How many malware families did you use in the training phase?
The training sessions are a dynamic process. We have always gone back a defined period of time from the start of a training phase. All malware families that were active during this period are included in the training. At the same time, we try to stay as up-to-date as possible. Therefore, almost as soon as one training phase comes to an end, a new training session starts. From this, we then derive what amounts of data are required and how historical data can help. Often, things didn’t go quite as we expected in the training sessions. Subsequently, we had to find new answers as to why the system weighted certain features differently than expected. This is certainly due to the large number of parameters.
Can you say what was the most interesting learning experience for you in the development phase?
From a development perspective, working together for the first time in this configuration proved interesting. A total of five teams at G DATA were involved in the development of DeepRay. I really enjoyed this cross-team collaboration.

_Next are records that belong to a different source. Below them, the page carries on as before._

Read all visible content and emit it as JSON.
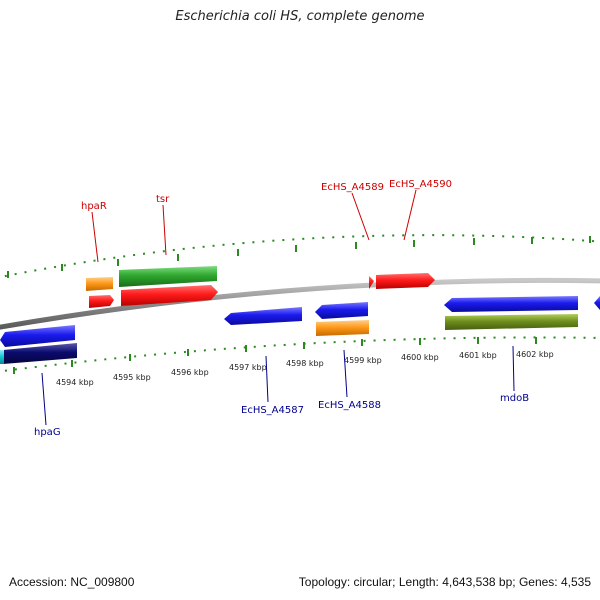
{
  "title": "Escherichia coli HS, complete genome",
  "footer": {
    "accession": "Accession: NC_009800",
    "topology": "Topology: circular; Length: 4,643,538 bp; Genes: 4,535"
  },
  "colors": {
    "backbone": "#8a8a8a",
    "tick": "#2a8a1f",
    "top_label": "#cc0000",
    "bottom_label": "#00008b",
    "red": "#ff1a1a",
    "green": "#2ea82e",
    "orange": "#ff9a1a",
    "blue": "#1a1aee",
    "navy": "#0a0a6e",
    "olive": "#6f8f1e",
    "cyan": "#18c8d8"
  },
  "scale_labels": [
    "4594 kbp",
    "4595 kbp",
    "4596 kbp",
    "4597 kbp",
    "4598 kbp",
    "4599 kbp",
    "4600 kbp",
    "4601 kbp",
    "4602 kbp"
  ],
  "gene_labels_top": [
    "hpaR",
    "tsr",
    "EcHS_A4589",
    "EcHS_A4590"
  ],
  "gene_labels_bottom": [
    "hpaG",
    "EcHS_A4587",
    "EcHS_A4588",
    "mdoB"
  ],
  "features": [
    {
      "name": "hpaR-top",
      "color": "orange"
    },
    {
      "name": "hpaR-bottom",
      "color": "red"
    },
    {
      "name": "tsr-top",
      "color": "green"
    },
    {
      "name": "tsr-bottom",
      "color": "red"
    },
    {
      "name": "echs-a4589-fragment",
      "color": "red"
    },
    {
      "name": "echs-a4590",
      "color": "red"
    },
    {
      "name": "hpag-top",
      "color": "blue"
    },
    {
      "name": "hpag-bottom",
      "color": "navy"
    },
    {
      "name": "hpag-edge",
      "color": "cyan"
    },
    {
      "name": "echs-a4587",
      "color": "blue"
    },
    {
      "name": "echs-a4588-top",
      "color": "blue"
    },
    {
      "name": "echs-a4588-bottom",
      "color": "orange"
    },
    {
      "name": "mdob-top",
      "color": "blue"
    },
    {
      "name": "mdob-bottom",
      "color": "olive"
    },
    {
      "name": "right-edge-gene",
      "color": "blue"
    }
  ]
}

As a new project without any special dependencies or legacy issues, we were able to develop a fully functional and easily expandable prototype in a very short time using rapid prototyping and test-driven development. This enabled us to thoroughly evaluate the effectiveness of DeepRay against real malware. Through this approach we were able to react to the latest and/or experimental techniques by the malware authors very early on, and then during development, and ensure that DeepRay could withstand every challenge on its release.
What about the use of DeepRay in everyday life? Does DeepRay now assume an early warning function?
Thanks to the proactive components with DeepRay, detection is now much faster even in the traditional reactive components. When DeepRay categorises a file as potentially dangerous, we immediately check it in our analysis backend and add files detected as malware to our blacklist. Several components work closely together to do this - and all within a few minutes.
We know that cyber criminals are also testing the new packaging on the popular antivirus software available on the market - such as our Total Security - until the static analysis no longer detects the packaging. In the Darknet, you can even book services that do nothing but package malware accordingly. That was a decisive reason for creating DeepRay - with purely static systems, you can no longer deal with dynamic attacks.
What is your conclusion on the development process?
We already had a clear plan at the start of the project and we implemented it. The cross-team development certainly helped a lot with the success, because everyone pulled together. In the end, we implemented a very simple idea in a quick way and cleanly integrated it into our systems. The chosen perceptron is just one piece of the puzzle – albeit a very critical one. The results in the training sessions confirmed from the beginning that the chosen path was leading to the desired goal. It was less a revolution than an evolutionary development.
Are there any plans for further development of DeepRay?
Phase 1 has been completed. The backend training sessions run largely autonomously and we have established a system that works independently. Of course, we regularly check the training progress and the detection rate in the training sessions. And, for sure, there is still some potential for optimisation here and there that we are working on. But basically the system works all by itself. In parallel, the research team is also working on ideas to further develop DeepRay, for example to optimise the detection rate further or keep improving performance.